Molson Coors Brewing Co. — home of Miller Lite, Blue Moon, Keystone Light and other signature brands — plans to expand into Central and Eastern Europe by buying StarBev, based in Prague and Amsterdam.

The deal calls for Molson Coors to pay 2.65 billion euros, about $3.54 billion, for the European company, which has a roster of more than 20 brands little known in the U.S., including Borsodi, Kamenitza and Bergenbier.

StarBev's current owner is the private equity firm CVC Capital Partners, which less than three years ago bought the brewery from Budweiser maker Anheuser-Busch InBev.

StarBev's latest purchase price is 11 times its earnings, before interest, taxes and other factors. The company pulled in about $1 billion in revenue last year.

Revenue at Molson Coors was up 8% to $3.5 billion for the year that ended Dec. 31.

Molson Coors' stock, which trades under the TAP ticker, fell $2.48, or 5.4%, to $43.18 on Tuesday.

In the U.S., the mainstream beer business has generally been softening as drinkers gravitate toward spirits, ciders and artisan craft brews.

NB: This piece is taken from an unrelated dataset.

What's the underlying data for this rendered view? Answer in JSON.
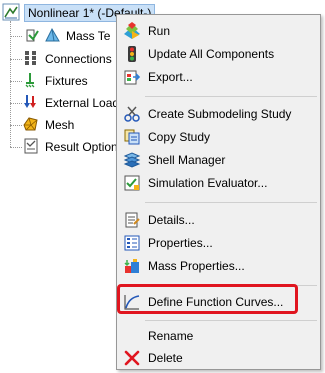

Given the head winds, Molson Coors — which splits its headquarters between Denver and Montreal — is looking east, where StarBev has about 4,100 employees and nine breweries.

"The Central and Eastern European beer market is attractive, with strong historical trends and upside potential as the region returns to its pre-economic-crisis growth rates," Peter Swinburn, Molson Coors' chief executive, said in a statement.

The deal is awaiting approval from European antitrust authorities but is expected to close in the second quarter. The plan is for StarBev to operate as a separate unit within Molson Coors.